Nanni Loris, Lumini Alessandra
DEIS, IEIIT--CNR, Università di Bologna, Viale Risorgimento 2, 40136 Bologna, Italy.
Amino Acids. 2009 Feb;36(2):167-75. doi: 10.1007/s00726-008-0044-7. Epub 2008 Feb 21.
It is well known in the literature that an ensemble of classifiers obtains good performance with respect to that obtained by a stand-alone method. Hence, it is very important to develop ensemble methods well suited for bioinformatics data. In this work, we propose to combine the feature extraction method based on grouped weight with a set of amino-acid alphabets obtained by a Genetic Algorithm. The proposed method is applied for predicting DNA-binding proteins.

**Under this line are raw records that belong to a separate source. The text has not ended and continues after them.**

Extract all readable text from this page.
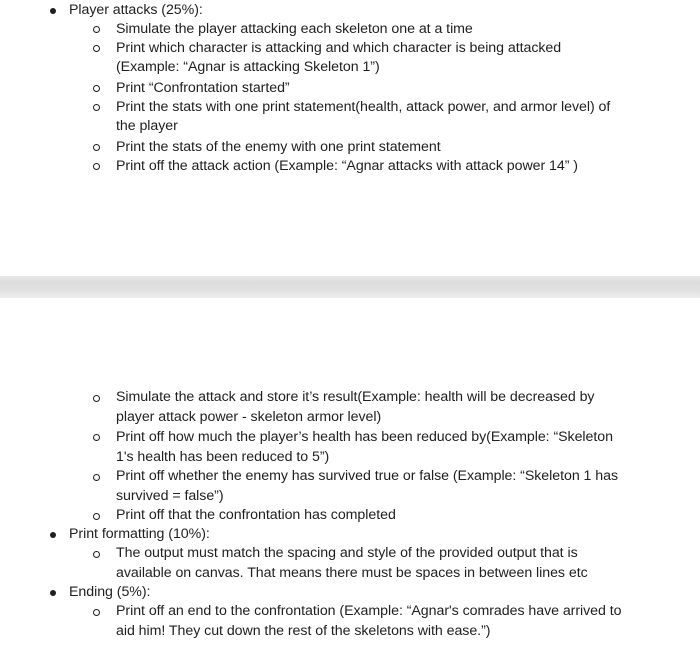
Player attacks (25%):
Simulate the player attacking each skeleton one at a time
Print which character is attacking and which character is being attacked
(Example: “Agnar is attacking Skeleton 1”)
Print “Confrontation started”
Print the stats with one print statement(health, attack power, and armor level) of
the player
Print the stats of the enemy with one print statement
Print off the attack action (Example: “Agnar attacks with attack power 14” )
Simulate the attack and store it’s result(Example: health will be decreased by
player attack power - skeleton armor level)
Print off how much the player’s health has been reduced by(Example: “Skeleton
1's health has been reduced to 5”)
Print off whether the enemy has survived true or false (Example: “Skeleton 1 has
survived = false”)
Print off that the confrontation has completed
Print formatting (10%):
The output must match the spacing and style of the provided output that is
available on canvas. That means there must be spaces in between lines etc
Ending (5%):
Print off an end to the confrontation (Example: “Agnar's comrades have arrived to
aid him! They cut down the rest of the skeletons with ease.”)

As classifiers, the linear support vector machine and the radial basis function support vector machine are tested. As performance indicators, the accuracy and Matthews's correlation coefficient are reported. Matthews's correlation coefficient obtained by our ensemble method is approximately 0.97 when the jackknife cross-validation is used. This result outperforms the performance obtained in the literature using the same dataset where the features are extracted directly from the amino-acid sequence.
文献中众所周知,分类器集成相对于单独方法所获得的性能表现良好。因此,开发非常适合生物信息学数据的集成方法非常重要。在这项工作中,我们建议将基于分组权重的特征提取方法与通过遗传算法获得的一组氨基酸字母表相结合。所提出的方法用于预测DNA结合蛋白。作为分类器,测试了线性支持向量机和径向基函数支持向量机。作为性能指标,报告了准确率和马修斯相关系数。当使用留一法交叉验证时,我们的集成方法获得的马修斯相关系数约为0.97。该结果优于在使用相同数据集的文献中所获得的性能,在该文献中特征是直接从氨基酸序列中提取的。